I wrote this book for engineers who need Git to stay fast as their repositories, histories, and teams get larger: build and CI engineers, monorepo owners, developer-experience teams, and the people who wind up debugging strange Git behavior when easy explanations stop working.
This book keeps coming back to a few ideas:
- Git has a logical model built from blobs, trees, commits, refs, and the index. And it has a performance-sensitive storage layer that supports (but is very different from) that logical model.
- Git performance is a collection of different costs, not one problem with one fix.
- Git is also a good way to study broader systems and infra questions about storage, indexing, caching, transfer, and scale.

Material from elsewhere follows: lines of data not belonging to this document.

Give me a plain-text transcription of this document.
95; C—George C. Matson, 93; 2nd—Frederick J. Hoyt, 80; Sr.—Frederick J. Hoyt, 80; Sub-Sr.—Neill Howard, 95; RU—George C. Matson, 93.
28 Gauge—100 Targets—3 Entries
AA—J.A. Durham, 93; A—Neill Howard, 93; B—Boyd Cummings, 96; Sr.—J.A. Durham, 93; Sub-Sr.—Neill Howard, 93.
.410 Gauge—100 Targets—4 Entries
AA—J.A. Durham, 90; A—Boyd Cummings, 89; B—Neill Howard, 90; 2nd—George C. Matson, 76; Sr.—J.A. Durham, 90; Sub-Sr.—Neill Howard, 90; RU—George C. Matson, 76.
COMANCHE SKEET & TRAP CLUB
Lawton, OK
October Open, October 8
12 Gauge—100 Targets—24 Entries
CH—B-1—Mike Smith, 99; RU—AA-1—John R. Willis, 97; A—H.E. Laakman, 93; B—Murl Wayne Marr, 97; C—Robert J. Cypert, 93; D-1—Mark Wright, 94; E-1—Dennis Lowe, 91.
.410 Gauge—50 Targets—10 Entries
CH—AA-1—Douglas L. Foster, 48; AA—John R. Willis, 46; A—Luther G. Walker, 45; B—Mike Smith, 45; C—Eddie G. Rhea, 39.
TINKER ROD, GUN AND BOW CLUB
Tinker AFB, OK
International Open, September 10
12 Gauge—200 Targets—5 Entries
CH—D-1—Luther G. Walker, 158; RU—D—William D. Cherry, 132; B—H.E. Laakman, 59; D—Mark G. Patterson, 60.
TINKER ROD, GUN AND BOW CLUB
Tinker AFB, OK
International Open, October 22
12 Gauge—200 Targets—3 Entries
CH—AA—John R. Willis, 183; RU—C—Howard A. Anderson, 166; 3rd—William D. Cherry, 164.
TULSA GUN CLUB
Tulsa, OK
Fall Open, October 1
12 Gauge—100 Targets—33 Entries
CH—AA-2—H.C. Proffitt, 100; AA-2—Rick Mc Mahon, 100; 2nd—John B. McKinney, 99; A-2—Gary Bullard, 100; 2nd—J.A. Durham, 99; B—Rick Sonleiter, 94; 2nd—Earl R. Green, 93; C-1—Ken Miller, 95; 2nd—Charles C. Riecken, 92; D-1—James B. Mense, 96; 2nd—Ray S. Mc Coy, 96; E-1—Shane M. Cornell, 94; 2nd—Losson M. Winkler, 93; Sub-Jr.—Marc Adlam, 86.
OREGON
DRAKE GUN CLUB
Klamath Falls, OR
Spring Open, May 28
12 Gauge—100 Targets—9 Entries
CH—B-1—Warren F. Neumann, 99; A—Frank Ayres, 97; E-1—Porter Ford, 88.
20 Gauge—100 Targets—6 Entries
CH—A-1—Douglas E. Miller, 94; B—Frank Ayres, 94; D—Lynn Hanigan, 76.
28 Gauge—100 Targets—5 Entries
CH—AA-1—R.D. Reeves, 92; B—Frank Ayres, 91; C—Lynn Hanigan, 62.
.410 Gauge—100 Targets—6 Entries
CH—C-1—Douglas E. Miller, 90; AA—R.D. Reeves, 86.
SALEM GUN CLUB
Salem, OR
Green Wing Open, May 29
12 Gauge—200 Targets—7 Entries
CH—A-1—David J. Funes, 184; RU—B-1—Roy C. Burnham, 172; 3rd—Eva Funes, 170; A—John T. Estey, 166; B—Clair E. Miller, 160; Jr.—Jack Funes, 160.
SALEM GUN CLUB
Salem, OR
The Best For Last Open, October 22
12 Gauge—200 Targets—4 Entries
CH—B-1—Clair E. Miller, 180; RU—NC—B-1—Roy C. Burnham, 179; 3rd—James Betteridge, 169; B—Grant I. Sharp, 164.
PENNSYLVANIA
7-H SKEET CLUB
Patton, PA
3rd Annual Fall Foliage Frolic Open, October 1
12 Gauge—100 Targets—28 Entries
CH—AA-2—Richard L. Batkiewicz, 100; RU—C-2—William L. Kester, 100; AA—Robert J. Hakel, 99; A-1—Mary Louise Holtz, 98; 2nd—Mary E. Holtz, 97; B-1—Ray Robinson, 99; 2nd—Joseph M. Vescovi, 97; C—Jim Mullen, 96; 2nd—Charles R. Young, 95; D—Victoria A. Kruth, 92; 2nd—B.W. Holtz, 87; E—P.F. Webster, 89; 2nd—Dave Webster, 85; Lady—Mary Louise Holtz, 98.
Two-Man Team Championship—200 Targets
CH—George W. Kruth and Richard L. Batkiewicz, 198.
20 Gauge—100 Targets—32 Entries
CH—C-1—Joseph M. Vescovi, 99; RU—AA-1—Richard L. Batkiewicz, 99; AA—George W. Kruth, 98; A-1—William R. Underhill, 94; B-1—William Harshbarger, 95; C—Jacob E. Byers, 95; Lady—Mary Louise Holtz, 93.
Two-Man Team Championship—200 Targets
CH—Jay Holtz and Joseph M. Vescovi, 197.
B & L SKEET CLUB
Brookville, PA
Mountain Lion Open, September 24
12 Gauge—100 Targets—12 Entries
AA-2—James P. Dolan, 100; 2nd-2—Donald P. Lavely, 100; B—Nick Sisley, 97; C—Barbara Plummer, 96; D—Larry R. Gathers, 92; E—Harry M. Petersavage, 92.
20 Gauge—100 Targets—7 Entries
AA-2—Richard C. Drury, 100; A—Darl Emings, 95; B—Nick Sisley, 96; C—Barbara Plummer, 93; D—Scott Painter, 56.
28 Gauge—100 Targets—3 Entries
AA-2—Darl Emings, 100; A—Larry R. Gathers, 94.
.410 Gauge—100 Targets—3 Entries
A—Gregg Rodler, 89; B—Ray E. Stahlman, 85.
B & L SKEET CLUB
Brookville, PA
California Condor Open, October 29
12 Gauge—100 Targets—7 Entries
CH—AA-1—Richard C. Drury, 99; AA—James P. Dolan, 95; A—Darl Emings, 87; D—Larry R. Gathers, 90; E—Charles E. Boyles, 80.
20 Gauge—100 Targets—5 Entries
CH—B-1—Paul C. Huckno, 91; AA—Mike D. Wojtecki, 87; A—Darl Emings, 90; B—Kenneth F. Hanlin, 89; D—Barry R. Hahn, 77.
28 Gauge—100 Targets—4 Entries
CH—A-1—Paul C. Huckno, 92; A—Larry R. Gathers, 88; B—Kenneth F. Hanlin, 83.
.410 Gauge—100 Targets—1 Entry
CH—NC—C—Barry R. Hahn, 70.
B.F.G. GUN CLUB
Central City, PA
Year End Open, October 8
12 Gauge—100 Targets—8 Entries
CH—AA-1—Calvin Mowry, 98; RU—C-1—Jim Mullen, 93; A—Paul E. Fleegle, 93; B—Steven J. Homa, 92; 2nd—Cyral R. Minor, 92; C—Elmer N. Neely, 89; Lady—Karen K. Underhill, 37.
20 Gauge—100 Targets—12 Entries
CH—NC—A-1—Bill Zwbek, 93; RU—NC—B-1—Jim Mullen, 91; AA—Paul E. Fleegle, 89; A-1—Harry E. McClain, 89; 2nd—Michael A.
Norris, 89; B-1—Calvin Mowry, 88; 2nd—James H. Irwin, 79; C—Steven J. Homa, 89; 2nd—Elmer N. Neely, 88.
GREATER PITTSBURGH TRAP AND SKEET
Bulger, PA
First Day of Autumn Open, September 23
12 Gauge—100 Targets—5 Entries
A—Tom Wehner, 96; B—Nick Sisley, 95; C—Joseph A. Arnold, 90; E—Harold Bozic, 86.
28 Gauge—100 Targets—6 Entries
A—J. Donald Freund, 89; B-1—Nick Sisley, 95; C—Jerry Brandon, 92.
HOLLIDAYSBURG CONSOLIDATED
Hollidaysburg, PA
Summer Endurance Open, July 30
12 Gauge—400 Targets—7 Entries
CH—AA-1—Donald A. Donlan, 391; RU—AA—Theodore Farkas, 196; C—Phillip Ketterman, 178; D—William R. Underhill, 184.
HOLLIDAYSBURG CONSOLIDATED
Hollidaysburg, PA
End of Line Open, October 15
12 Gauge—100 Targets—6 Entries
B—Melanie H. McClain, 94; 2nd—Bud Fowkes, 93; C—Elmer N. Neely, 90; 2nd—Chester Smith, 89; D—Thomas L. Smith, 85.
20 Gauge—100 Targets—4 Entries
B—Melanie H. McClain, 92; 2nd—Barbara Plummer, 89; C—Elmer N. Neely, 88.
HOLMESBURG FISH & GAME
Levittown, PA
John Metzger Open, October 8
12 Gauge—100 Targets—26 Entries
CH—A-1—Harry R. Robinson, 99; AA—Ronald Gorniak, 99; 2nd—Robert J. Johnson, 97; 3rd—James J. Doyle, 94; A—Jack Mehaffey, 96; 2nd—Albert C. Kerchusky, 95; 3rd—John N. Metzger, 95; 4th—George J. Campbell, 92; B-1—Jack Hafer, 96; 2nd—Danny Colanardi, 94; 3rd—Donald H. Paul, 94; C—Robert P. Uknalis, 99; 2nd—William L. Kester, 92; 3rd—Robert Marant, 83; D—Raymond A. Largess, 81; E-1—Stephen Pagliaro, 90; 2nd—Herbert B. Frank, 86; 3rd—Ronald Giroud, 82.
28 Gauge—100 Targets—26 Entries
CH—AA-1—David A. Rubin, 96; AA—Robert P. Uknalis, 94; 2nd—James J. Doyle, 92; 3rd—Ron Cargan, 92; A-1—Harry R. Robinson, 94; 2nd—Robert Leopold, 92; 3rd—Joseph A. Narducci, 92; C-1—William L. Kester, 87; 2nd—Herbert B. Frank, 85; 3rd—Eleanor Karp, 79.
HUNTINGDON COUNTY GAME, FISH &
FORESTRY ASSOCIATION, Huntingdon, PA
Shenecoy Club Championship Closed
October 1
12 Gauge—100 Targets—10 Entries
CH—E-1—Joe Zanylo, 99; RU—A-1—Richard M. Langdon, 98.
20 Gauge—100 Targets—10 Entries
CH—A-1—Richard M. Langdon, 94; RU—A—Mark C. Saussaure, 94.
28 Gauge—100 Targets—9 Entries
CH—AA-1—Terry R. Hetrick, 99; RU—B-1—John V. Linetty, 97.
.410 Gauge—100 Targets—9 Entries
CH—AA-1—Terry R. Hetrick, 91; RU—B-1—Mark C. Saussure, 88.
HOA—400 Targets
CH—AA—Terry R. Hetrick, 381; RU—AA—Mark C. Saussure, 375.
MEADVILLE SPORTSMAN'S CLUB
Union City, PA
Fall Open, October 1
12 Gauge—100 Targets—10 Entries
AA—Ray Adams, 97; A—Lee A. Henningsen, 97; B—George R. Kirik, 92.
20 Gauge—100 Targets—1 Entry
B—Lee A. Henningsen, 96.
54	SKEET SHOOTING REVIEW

The early chapters spend time on Git's logical model, because the later performance discussions only make sense once objects, refs, the index, and history walks are clear. But most of the book's time is spent lower down, in the storage and metadata layers, because that is where Git's performance and scaling tradeoffs become visible. Even if you have used Git for years, the logical-model material should still serve as a useful reset rather than a detour, and much of the storage layer stuff may be new to you.